Thanks for commenting, AF. I don't know that either type of enforcement truly directs law enforcement's energies towards "those who profited most from illegal activity" - particularly because neither narcotics distribution nor insider trading sentencing hinge on "profit." The Sentencing Guidelines impose penalties on narcotics offenders according to the amount of drug (weight) they distributed or foreseeably distributed by joining a conspiracy. Thus, narcotics sentencing is - very loosely - tied to the amount of harm, as measured by the weight of narcotic involved, that offenders potentially caused others.

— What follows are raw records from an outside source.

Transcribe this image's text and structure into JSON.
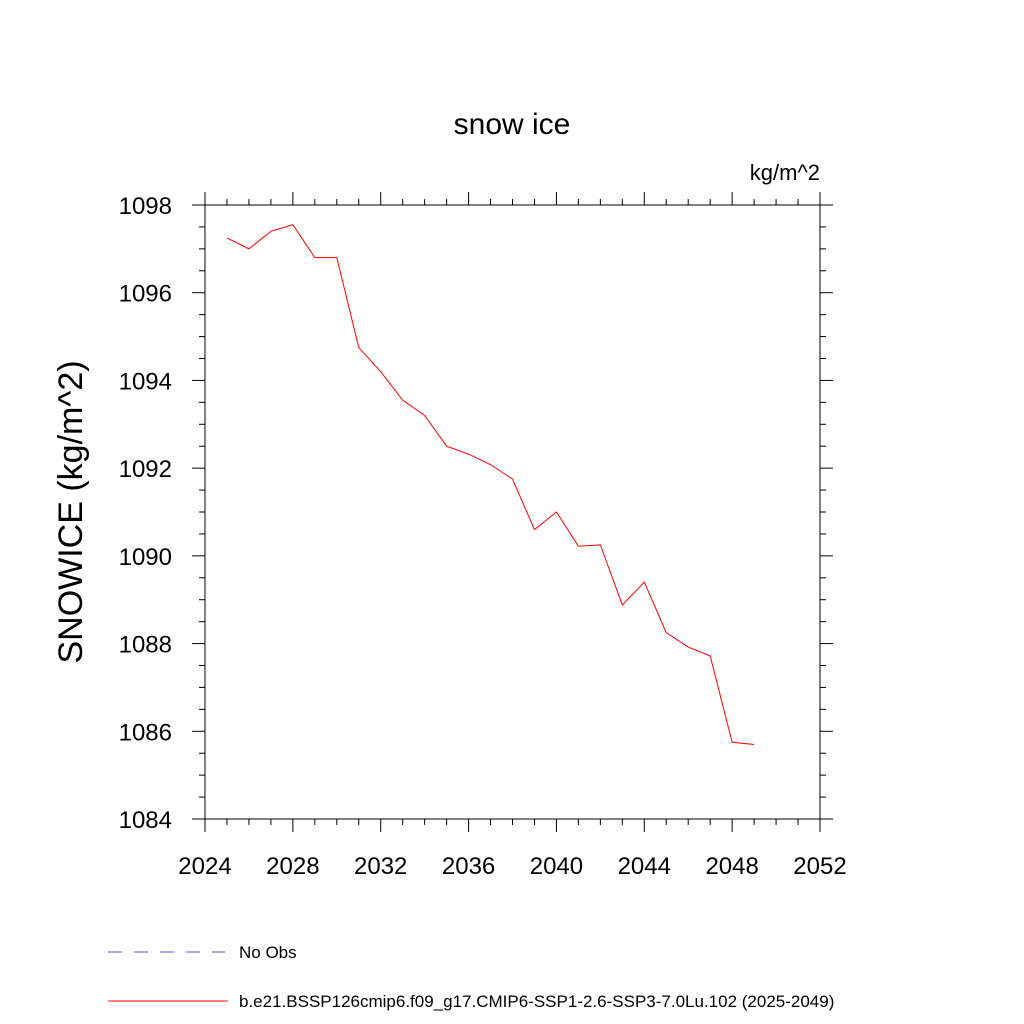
{
  "chart_data": {
    "type": "line",
    "title": "snow ice",
    "units": "kg/m^2",
    "ylabel": "SNOWICE  (kg/m^2)",
    "xlabel": "",
    "xlim": [
      2024,
      2052
    ],
    "ylim": [
      1084,
      1098
    ],
    "x_ticks": [
      2024,
      2028,
      2032,
      2036,
      2040,
      2044,
      2048,
      2052
    ],
    "y_ticks": [
      1084,
      1086,
      1088,
      1090,
      1092,
      1094,
      1096,
      1098
    ],
    "grid": false,
    "legend_placement": "bottom",
    "series": [
      {
        "name": "b.e21.BSSP126cmip6.f09_g17.CMIP6-SSP1-2.6-SSP3-7.0Lu.102 (2025-2049)",
        "color": "#ff0000",
        "style": "solid",
        "x": [
          2025,
          2026,
          2027,
          2028,
          2029,
          2030,
          2031,
          2032,
          2033,
          2034,
          2035,
          2036,
          2037,
          2038,
          2039,
          2040,
          2041,
          2042,
          2043,
          2044,
          2045,
          2046,
          2047,
          2048,
          2049
        ],
        "values": [
          1097.25,
          1097.0,
          1097.4,
          1097.55,
          1096.8,
          1096.8,
          1094.75,
          1094.2,
          1093.55,
          1093.2,
          1092.5,
          1092.32,
          1092.08,
          1091.75,
          1090.6,
          1091.0,
          1090.22,
          1090.25,
          1088.88,
          1089.4,
          1088.25,
          1087.92,
          1087.72,
          1085.75,
          1085.7
        ]
      },
      {
        "name": "No Obs",
        "color": "#5555aa",
        "style": "dashed",
        "x": [],
        "values": []
      }
    ]
  }
}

I can see how one might conclude that: (a) the offender who spreads around kilos of cocaine is more deserving of a long sentence than the offender who sells dime baggies of heroin; and (b) deterrence is better served by imprisoning the wholesaler, since that might actually disrupt the supply of the drug if would-be suppliers either dropped out of the business or charged such a high price that fewer buyers purchased the narcotic in question. (Mind you, there are plenty of ways in which the deterrence story can go south).

For insider trading, the Guidelines impose penalties based on the offender's "gain." Gain, interestingly enough, is not the same thing as "profit." (I'll try to discuss this at length in a post later this week). Moreover, since the "loss" here is difficult to identify, much less measure, it is difficult to say with certainty that the end-user of the information causes the market more harm than the original leaker. Indeed, I could imagine situations in which we might conclude that the leaker of the information has imposed greater "harm", since he in fact breached a duty either to the issuer (classic inside trading) or to his source (misappropriation insider trading). Moreover, it is not clear to me that deterrence is served by offering cooperation agreements (and therefore sentencing leniency) to company insiders who leak information. I'll revisit these issues later this week.

Posted by: Miriam Baer | Dec 9, 2013 4:42:37 PM

The principle in both cases seems to be that we focus our energies on those who profited most from the illegal activity. That principle seems very easy to justify under theories of deterrence and reasonably compatible with retribution as well.